Friday, January 30, 2015

Parade or Protest? By Eric Smith

The is a question I keep asking myself over and over and over again and that question is how many of those who protested over the deaths of Michael Brown and Eric Garner stayed home and didn't vote on Election Day in November of 2014? How many of these protesters organized boycotts & picketed local business known to support the the officers of those who killed Brown & Garner and supported causes and shared the racist mindset of those officers?
In other words, were these demonstrations more parade than protest? My personal feeling is that it was the former for as of now nothing has changed and nothing seems about to change anytime. Now I will never be critical of people hitting the streets in protest against injustice but unless those protests are backed up by the waging of economic war against the powers that be who's conduct and attitudes led directly to the injustices that sparked these protests, nothing will change anytime soon, if at all.
I recall an incident in New Orleans back in late 1990 when I served as a marshal in a protest against the pending first Gulf War. As I led a column a young African American man ran up next to me waving and grinning from ear to ear. I was impressed by his apparent enthusiasm and said as much to him until he said "Oh I don't care about the war. I just want to be on TV man!"
I hate to say it but the fact that there has been no major followup in terms of administering an economic hit on the power structure and the fact that voter turnout in key urban areas by people of color was so low, convinces me that many who marched were motivated not by a desire to effect meaningful & lasting change but rather out of a desire to use those demonstrations as a means to get their 15 minutes of fame; to appear on TV.
That is the impression I have gotten from these past few months and it is certainly the impression I got from the Wall Street protests of several years ago. I have yet to see how this current crop of protesters have incorporated the lessons of the Montgomery Bus Boycott of 1955-56, of the Sit In Movement & Freedom Rides of 1961, of the Birmingham demonstrations of the Spring of 1963, and the Selma to Montgomery March of 1965; namely the combining of peaceful nonviolent protests with the waging of economic warfare against the powers that be in order to effect meaningful, lasting change.
Yes, these protests have provided people with a peaceful means of dissipating their anger to the point where widespread violence is far less likely but if it stops there; if our public expressions of anger over injustice remains more parade than protest, then these injustices will continue no matter how many marches there are.
I'm sick and tired of hearing token talk; of people raging on social media and talk about how bad things are and yet finding a reason, any reason, to stay home & not vote on Election Day, and then conveniently blaming the Koch Brothers and GOP for rigging the system. You know in the old days, black people flooded the polling places even though they knew damn well that not only would they likely be turned but also be the victims of violence and even suffer death.

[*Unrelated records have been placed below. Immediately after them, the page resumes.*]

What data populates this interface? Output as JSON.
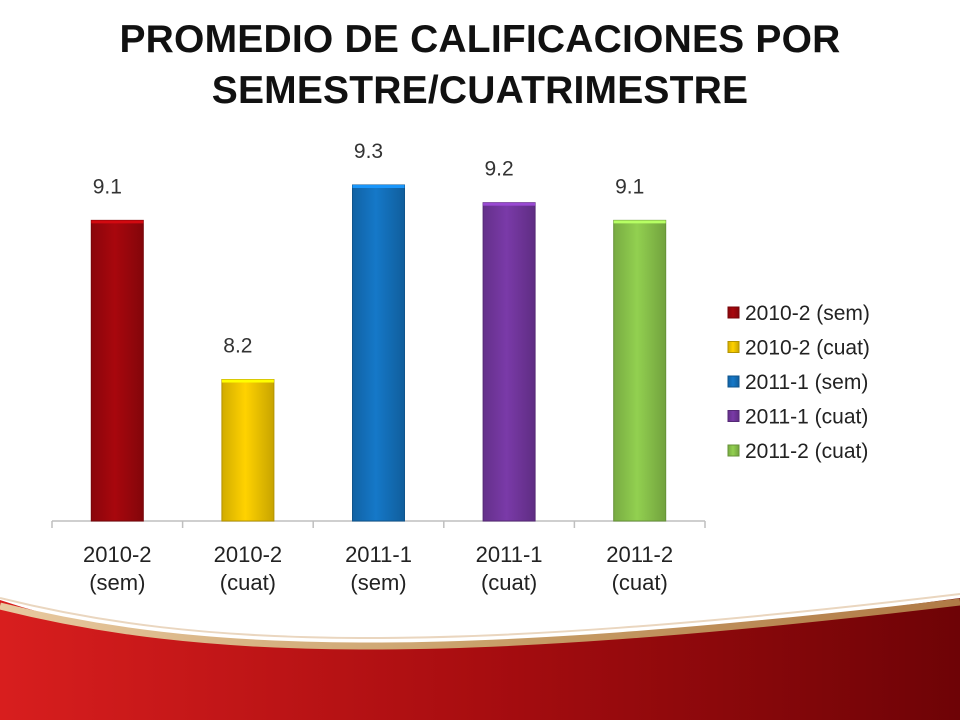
{
  "title": {
    "line1": "PROMEDIO DE CALIFICACIONES POR",
    "line2": "SEMESTRE/CUATRIMESTRE"
  },
  "chart_data": {
    "type": "bar",
    "title": "PROMEDIO DE CALIFICACIONES POR SEMESTRE/CUATRIMESTRE",
    "categories": [
      "2010-2 (sem)",
      "2010-2 (cuat)",
      "2011-1 (sem)",
      "2011-1 (cuat)",
      "2011-2 (cuat)"
    ],
    "category_lines": [
      [
        "2010-2",
        "(sem)"
      ],
      [
        "2010-2",
        "(cuat)"
      ],
      [
        "2011-1",
        "(sem)"
      ],
      [
        "2011-1",
        "(cuat)"
      ],
      [
        "2011-2",
        "(cuat)"
      ]
    ],
    "values": [
      9.1,
      8.2,
      9.3,
      9.2,
      9.1
    ],
    "data_labels": [
      "9.1",
      "8.2",
      "9.3",
      "9.2",
      "9.1"
    ],
    "colors": [
      "#a8070d",
      "#ffd200",
      "#1578c8",
      "#7a3aa8",
      "#92d050"
    ],
    "ylim": [
      7.4,
      9.3
    ],
    "grid": false,
    "legend_position": "right",
    "legend": [
      "2010-2 (sem)",
      "2010-2 (cuat)",
      "2011-1 (sem)",
      "2011-1 (cuat)",
      "2011-2 (cuat)"
    ]
  }
}
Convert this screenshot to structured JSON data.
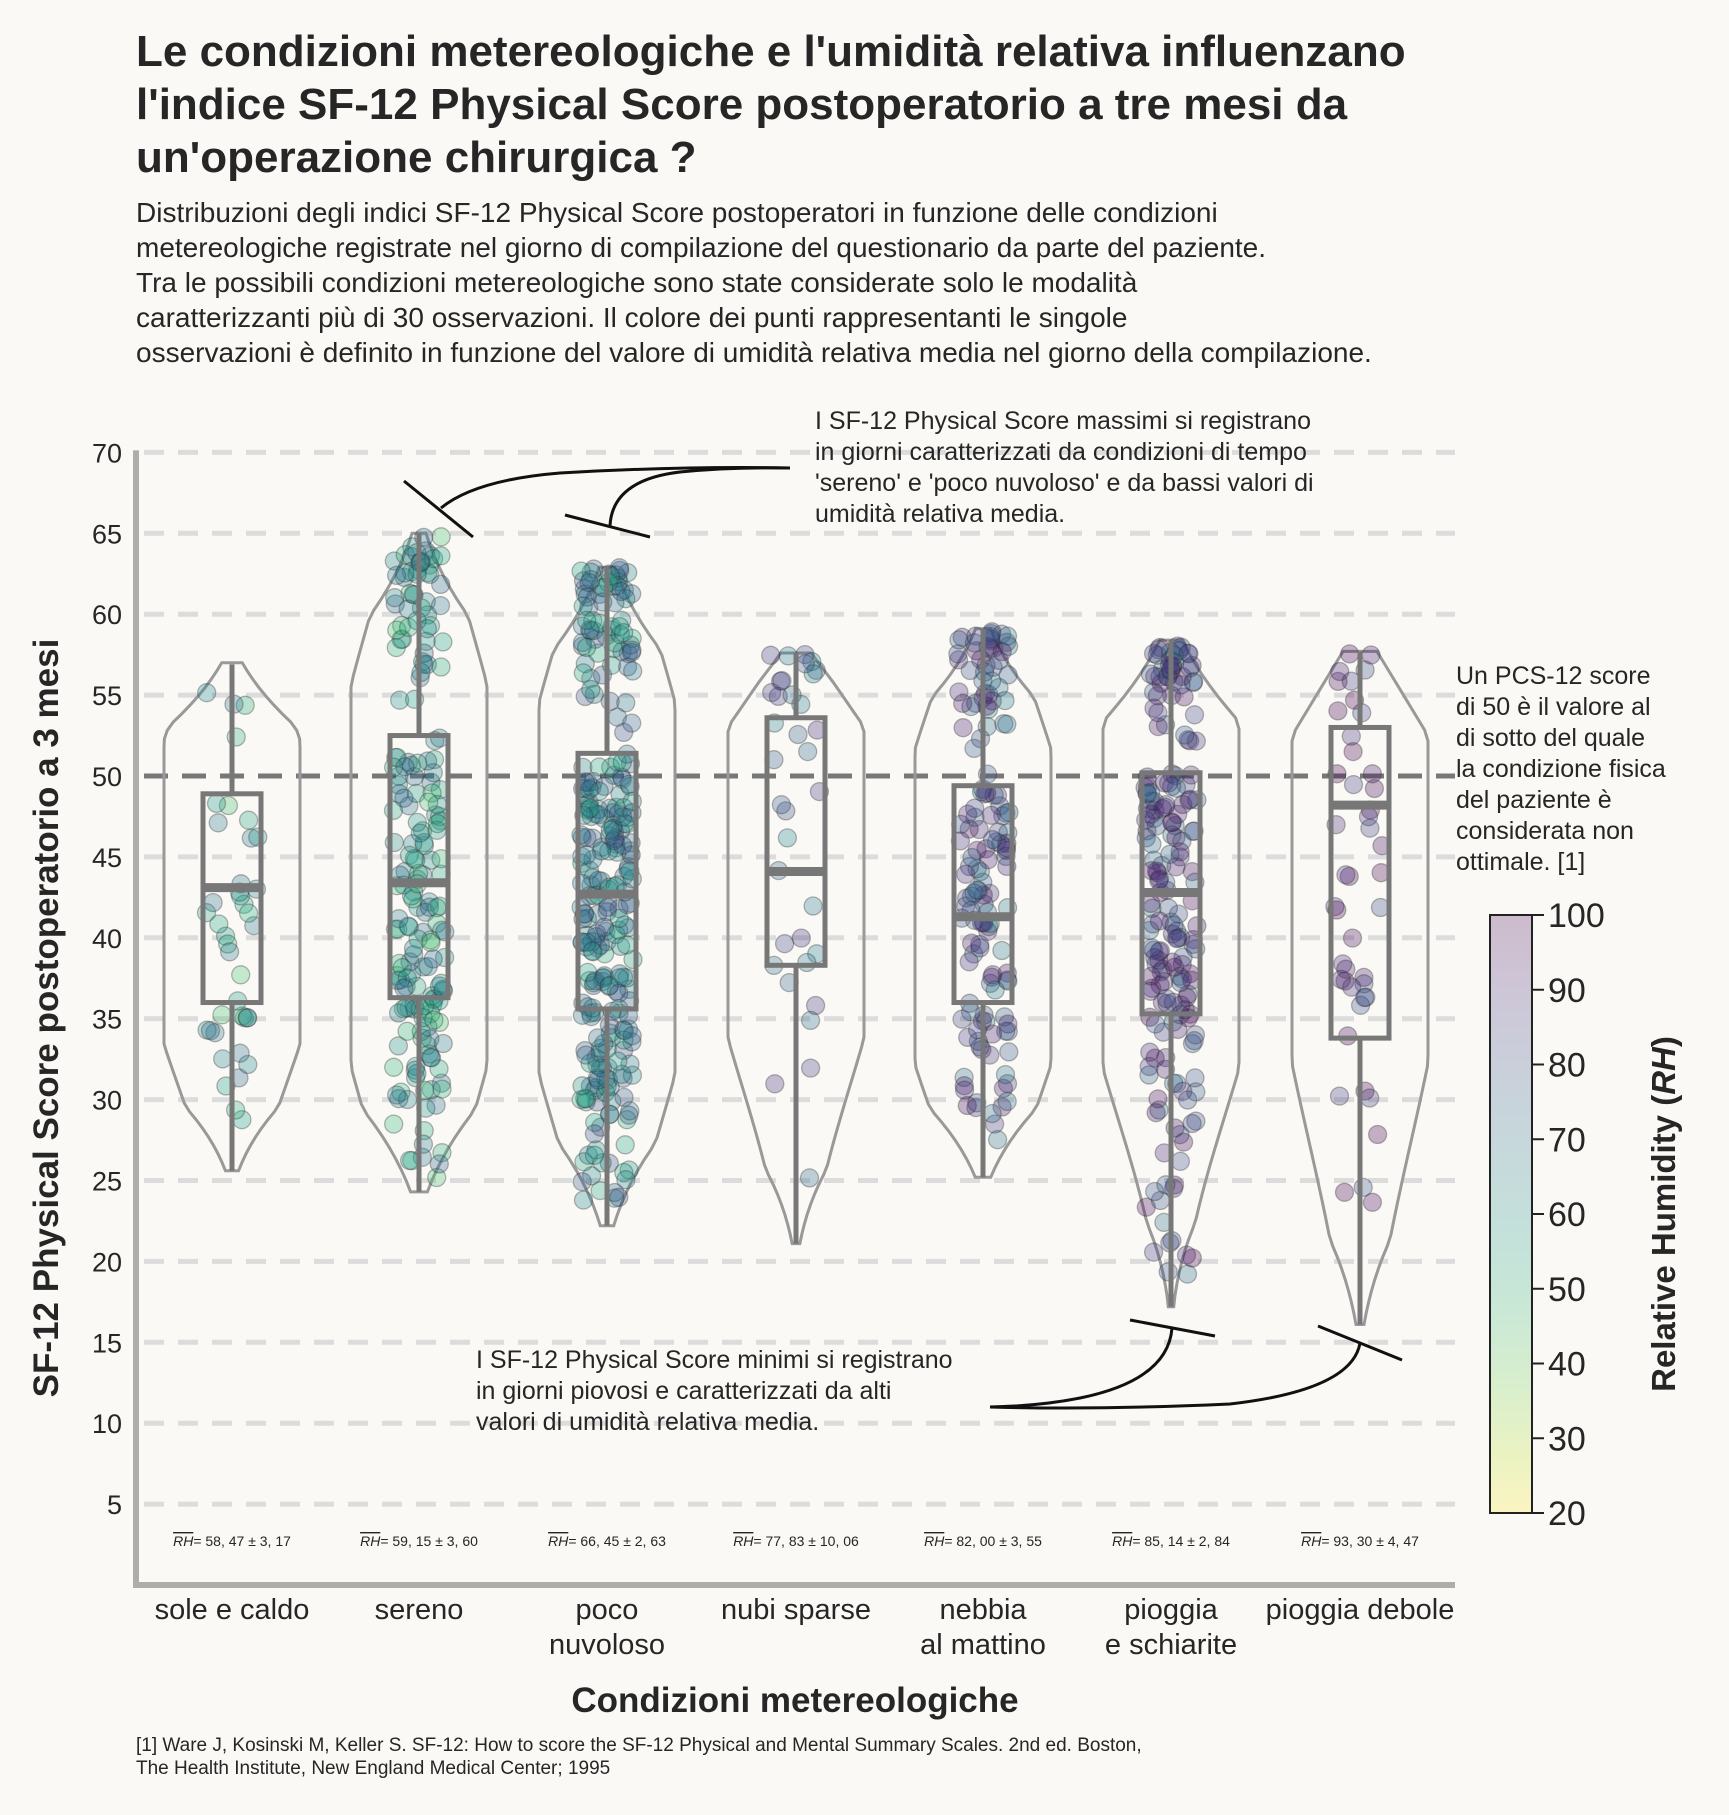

I haven't seen that kind of devil may care dedication on the part of these protesters today. Their forebears at least showed up no matter what the powers that be did. Unlike the case with so many today, they certainly did not use the barriers put up to prevent them from voting as an excuse not to try to vote at all and they certainly did not care what other people thought or said about them when they decided to wage economic war against that very power structure which oppressed them.
So again, what will it be; parade or protest. If it is the former then we need only continue to do what we are doing now; to flood the streets chanting "No Justice! No Peace!" the next time a Michael Brown or Eric Garner is killed and then once the media attention span has run its course and the TV cameras have been taken away, return home and resume our lives as though nothing has happened; leaving our unjust system intact and waiting to claim its next victim.
If it is real protest in which we are engaged, then we will do what our forebears did and combine our marching feet with the inflicting of real economic pain on the powers that be and exercising our true power at the polls by voting in numbers that reflect our actual strength. The time for talk in general and for token talk in particular, is long past over. If we are really serious about change then we must work for it and that work involves the combining the use of economic & political might (voting) with nonviolent demonstrations. Otherwise, all we will do is continue to march in parade whenever anything bad happens; our chants of "No Justice! No Peace!" full of sound & fury but in the end signifying and changing absolutely nothing.